Риккардо наклонился и прислушался к дыханию.
– Ничего, он дышит как следует. Это просто от сильного истощения. После такой ночи к утру приступ может повториться. Кто-нибудь будет ночью при нем, я надеюсь?
– Галли будет дежурить. Он прислал сказать, что придет часов в десять.
– Теперь как раз около десяти… Ага, он просыпается! Позаботьтесь, чтобы поскорее подали горячий бульон… Полегче, Риварес! Не надо воевать, я не епископ…
Овод вдруг приподнялся, глядя перед собою испуганными глазами.
– Мне выходить? – спросил он торопливо по-испански. – Займите публику еще минутку без меня. Я… А! Я не узнал вас, Риккардо. – Он оглядел комнату и провел рукой по лбу, как будто сомневаясь в реальности окружающего. – Мартини! Я думал, вы давно ушли! Я, должно быть, спал…
– Да еще как! Точно спящая красавица в сказке! Десять часов кряду! А теперь вам надо поесть бульону и заснуть опять.
– Десять часов! Мартини, неужели вы были здесь все время?
– Да. Я начинал уже бояться, не угостил ли я вас чересчур большой дозой опиума.
Овод лукаво взглянул на него:
– Видно, не повезло вам на этот раз. А ведь умри я – куда глаже пошли бы ваши комитетские заседания! Но какого черта вы возитесь со мной, Риккардо? Ради бога, оставьте меня в покое, – что вам стоит? Терпеть не могу докторов.
– Хорошо, вот выпейте только это, и я оставлю вас в покое. Через день-два я все-таки зайду и произведу осмотр. Я думаю, что кризис миновал: вы уже не так напоминаете теперь призрак смерти, явившийся на пир.
– О, я скоро буду совсем молодцом, благодарю вас… Кто это?
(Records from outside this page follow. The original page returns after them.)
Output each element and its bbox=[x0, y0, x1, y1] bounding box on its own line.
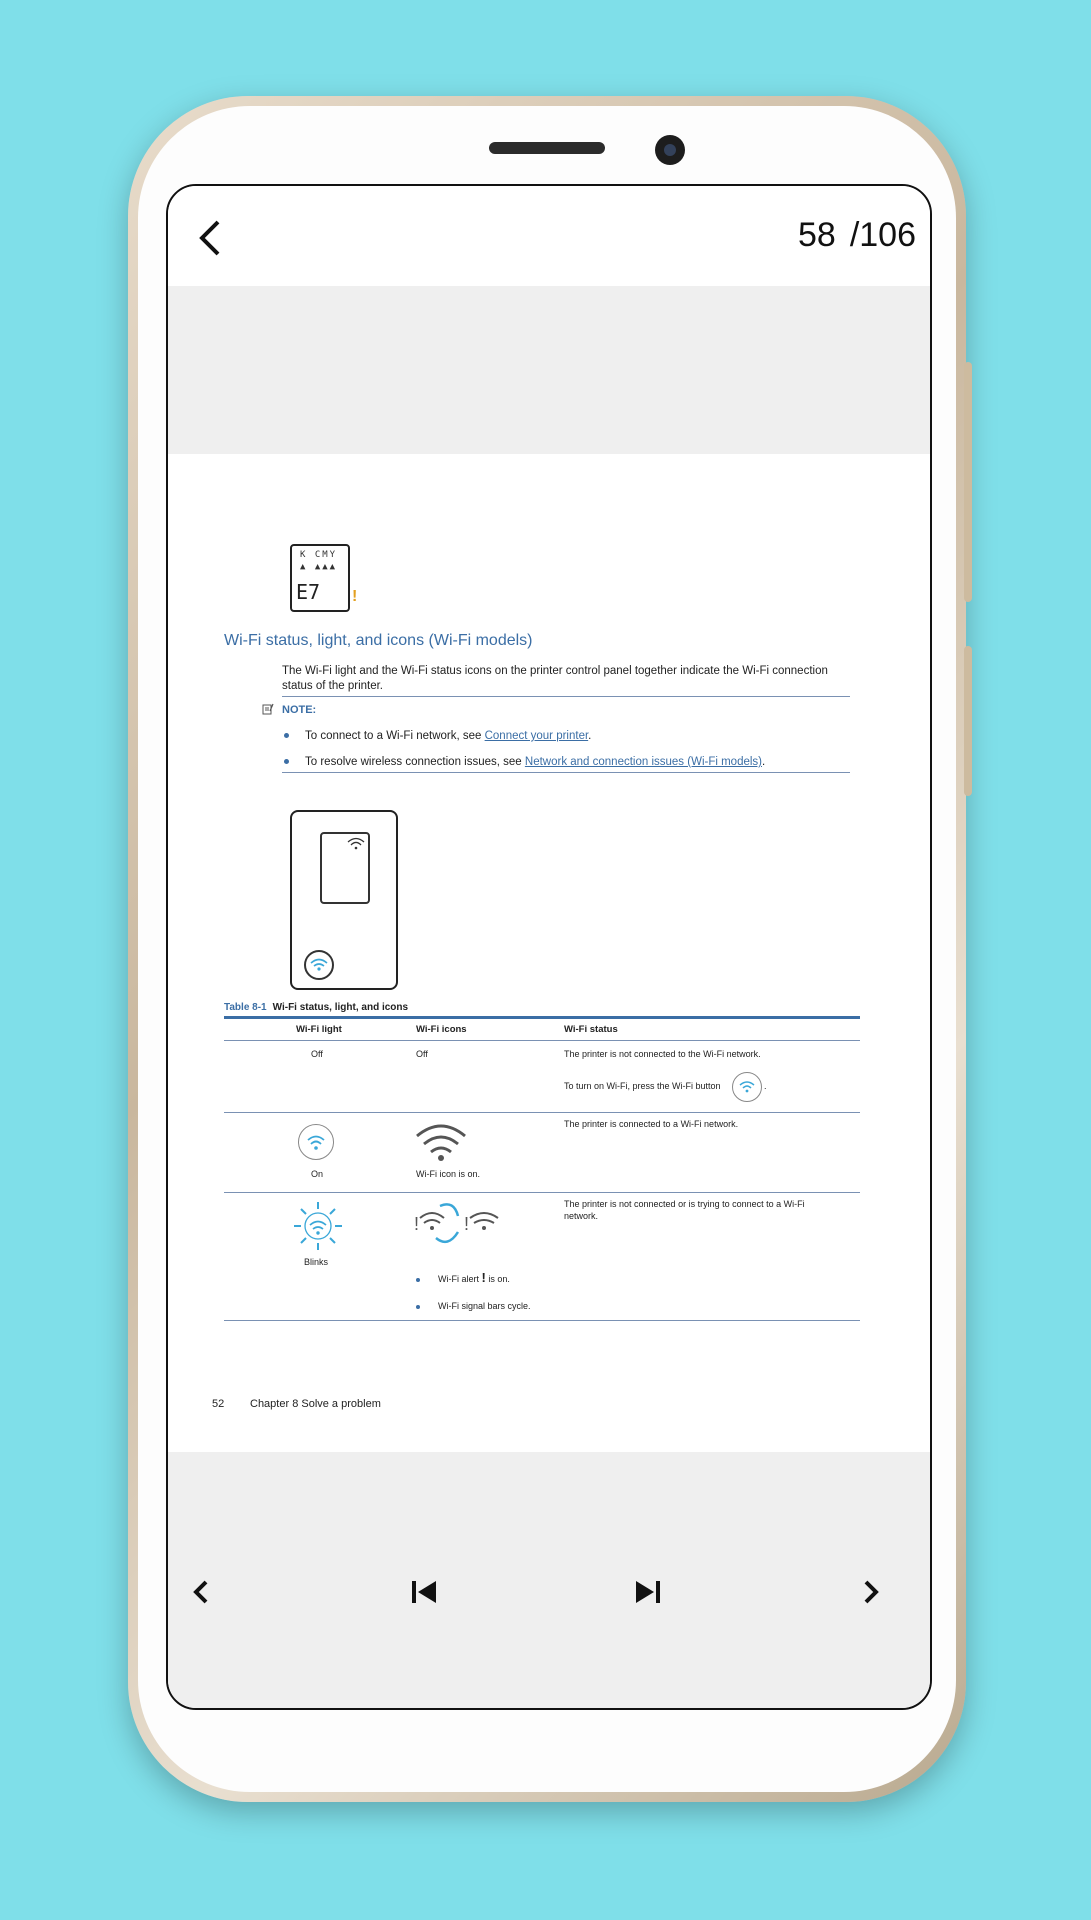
alert-icon: ! bbox=[352, 588, 358, 605]
back-button[interactable] bbox=[194, 216, 230, 260]
note-item bbox=[284, 730, 591, 742]
first-page-button[interactable] bbox=[404, 1572, 444, 1612]
page-counter bbox=[798, 216, 916, 255]
lcd-ink-drops: ▲ ▲▲▲ bbox=[300, 562, 338, 572]
row2-light: On bbox=[311, 1169, 324, 1179]
row1-icons: Off bbox=[416, 1049, 428, 1059]
header-wifi-icons: Wi-Fi icons bbox=[416, 1024, 467, 1035]
table-number: Table 8-1 bbox=[224, 1002, 267, 1013]
row1-status-extra: To turn on Wi-Fi, press the Wi-Fi button bbox=[564, 1081, 721, 1091]
link-connect-printer[interactable]: Connect your printer bbox=[484, 730, 589, 742]
alert-icon: ! bbox=[481, 1270, 486, 1285]
note-item-end: . bbox=[762, 756, 766, 768]
row3-light: Blinks bbox=[304, 1257, 329, 1267]
header-wifi-status: Wi-Fi status bbox=[564, 1024, 618, 1035]
note-top-rule bbox=[282, 696, 850, 697]
table-caption bbox=[224, 1002, 408, 1013]
wifi-light-on bbox=[298, 1124, 334, 1160]
app-screen bbox=[166, 184, 932, 1710]
note-item-text: To connect to a Wi-Fi network, see bbox=[305, 730, 485, 742]
wifi-icon bbox=[306, 952, 332, 978]
previous-page-button[interactable] bbox=[182, 1572, 222, 1612]
wifi-signal-icon bbox=[414, 1122, 468, 1162]
row2-icons: Wi-Fi icon is on. bbox=[416, 1169, 481, 1179]
note-icon bbox=[262, 703, 274, 715]
note-bottom-rule bbox=[282, 772, 850, 773]
row-rule bbox=[224, 1192, 860, 1193]
section-title: Wi-Fi status, light, and icons (Wi-Fi models) bbox=[224, 632, 533, 649]
row1-status: The printer is not connected to the Wi-Fi network. bbox=[564, 1049, 761, 1059]
footer-page-number: 52 bbox=[212, 1398, 225, 1410]
header-wifi-light: Wi-Fi light bbox=[296, 1024, 342, 1035]
volume-button bbox=[964, 362, 972, 602]
next-page-button[interactable] bbox=[850, 1572, 890, 1612]
row3-icons-item bbox=[416, 1300, 531, 1312]
row3-status: The printer is not connected or is trying to connect to a Wi-Fi network. bbox=[564, 1199, 805, 1221]
current-page: 58 bbox=[797, 216, 836, 254]
table-top-rule bbox=[224, 1016, 860, 1019]
skip-first-icon bbox=[404, 1572, 444, 1612]
row3-icons-alert: Wi-Fi alert bbox=[438, 1274, 479, 1284]
page-gap-top bbox=[168, 286, 930, 454]
printer-lcd-illustration bbox=[290, 544, 350, 612]
printer-panel-illustration bbox=[290, 810, 398, 990]
lcd-ink-labels: K CMY bbox=[300, 550, 338, 560]
row-rule bbox=[224, 1112, 860, 1113]
table-bottom-rule bbox=[224, 1320, 860, 1321]
row3-icons-cycle: Wi-Fi signal bars cycle. bbox=[438, 1301, 531, 1311]
pdf-page bbox=[168, 454, 930, 1452]
wifi-blinking-icon bbox=[292, 1200, 344, 1252]
wifi-icon bbox=[733, 1073, 761, 1101]
row3-icons-alert-end: is on. bbox=[488, 1274, 510, 1284]
chevron-right-icon bbox=[850, 1572, 890, 1612]
wifi-cycle-icon bbox=[414, 1198, 504, 1248]
wifi-icon bbox=[299, 1125, 333, 1159]
svg-text:!: ! bbox=[464, 1214, 470, 1234]
link-network-issues[interactable]: Network and connection issues (Wi-Fi models) bbox=[524, 756, 762, 768]
footer-chapter: Chapter 8 Solve a problem bbox=[250, 1398, 381, 1410]
lcd-error-code: E7 bbox=[296, 580, 321, 604]
bullet-dot bbox=[416, 1278, 420, 1282]
chevron-left-icon bbox=[194, 216, 230, 260]
period: . bbox=[764, 1081, 767, 1091]
skip-last-icon bbox=[628, 1572, 668, 1612]
last-page-button[interactable] bbox=[628, 1572, 668, 1612]
header-rule bbox=[224, 1040, 860, 1041]
panel-display bbox=[320, 832, 370, 904]
table-title: Wi-Fi status, light, and icons bbox=[272, 1002, 409, 1013]
row1-light: Off bbox=[311, 1049, 323, 1059]
wifi-icon bbox=[346, 836, 366, 850]
intro-paragraph: The Wi-Fi light and the Wi-Fi status icons on the printer control panel together indicate the Wi-Fi connection status of the printer. bbox=[282, 665, 828, 692]
bullet-dot bbox=[416, 1305, 420, 1309]
wifi-button-inline bbox=[732, 1072, 762, 1102]
note-label: NOTE: bbox=[282, 704, 317, 716]
power-button bbox=[964, 646, 972, 796]
total-pages: /106 bbox=[849, 216, 916, 254]
note-item-text: To resolve wireless connection issues, see bbox=[305, 756, 525, 768]
bottom-navigation bbox=[168, 1558, 930, 1638]
chevron-left-icon bbox=[182, 1572, 222, 1612]
top-bar bbox=[168, 186, 930, 286]
row2-status: The printer is connected to a Wi-Fi network. bbox=[564, 1119, 739, 1129]
bullet-dot bbox=[284, 759, 289, 764]
note-item bbox=[284, 756, 765, 768]
front-camera bbox=[655, 135, 685, 165]
row3-icons-item bbox=[416, 1272, 510, 1285]
earpiece-speaker bbox=[489, 142, 605, 154]
wifi-button-illustration bbox=[304, 950, 334, 980]
note-item-end: . bbox=[588, 730, 592, 742]
svg-text:!: ! bbox=[414, 1214, 420, 1234]
bullet-dot bbox=[284, 733, 289, 738]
Галли? Сегодня у меня, кажется, собрание всех граций…
– Я пришел сидеть у вас эту ночь.
– Глупости. Нет никакой надобности караулить меня. Идите все по домам. Если даже приступ повторится, вы все равно не поможете: я отказываюсь принимать опиум дальше. Это хорошо один раз…
– К сожалению, вы правы, – сказал Риккардо. – Но не всегда легко проводить на практике это правило.
Овод посмотрел на него и улыбнулся:
– Не бойтесь. Если б я на это шел, я давно бы сделал это.
– Во всяком случае, мы вас одного не оставим, – сухо ответил Риккардо. – Пройдемте, Галли, на минуту в другую комнату: мне надо с вами поговорить. Покойной ночи, Риварес! Я загляну завтра.